От проницательного взора Менара не могло скрыться, что его Анжела чем-то глубоко опечалена. Он, однако, был настолько деликатен, что не стал выведывать тайну, которую, как казалось ему, она хотела скрыть, и просил только ускорить свадьбу, устроенную им с таким тактом и вниманием к вкусам и желаниям Анжелы, что уже это одно вполне восстановило ее к нему расположение и сочувствие. Вообще Менар вел себя относительно жены с такой предупредительностью истинной любви и до того старался во всем ей угодить, что внезапно пробужденное воспоминание о Дюверне стало изживаться само собой. Скоро, правда, ее счастливая жизнь омрачилась: старый Вертуа вдруг захворал и через несколько дней умер.
Он не брал в руки карт с той самой ночи, как проиграл все свое имущество Менару, но в последние дни жизни пагубная страсть, казалось, снова возникла в его душе. Когда позванный священник явился его напутствовать и заговорил ему о небе, Вертуа лежал с закрытыми глазами и тихо бормотал: «Perd! Gagne!» — и в то же время ослабевшими руками делал судорожные движения, точно смешивал и сдавал карты. Напрасно Менар и Анжела, склоняясь над ним, старались ласковыми словами пробудить его внимание; он ничего не слушал, никого не узнавал и умер со словом «gagne» на губах.
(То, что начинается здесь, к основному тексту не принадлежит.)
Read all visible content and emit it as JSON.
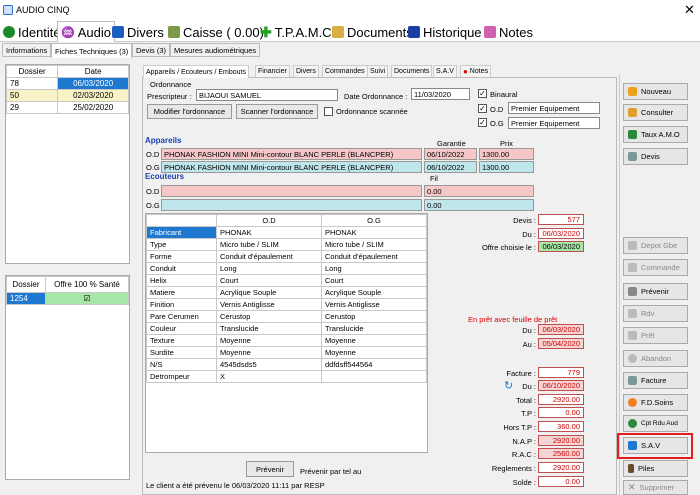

Такая смерть, конечно, не могла не оставить в душе Анжелы надолго ужасного впечатления. Картина той страшной ночи, когда в первый раз увидела она своего мужа в виде бессердечного, погибшего игрока, с удивительной ясностью возникла в ее душе, и страшная, неотвязчивая мысль, что, может быть, Менар, вдруг сбросив надетую им на себя маску добродетели, опять начнет вести прежнюю жизнь, неотступно стала преследовать ее днем и ночью.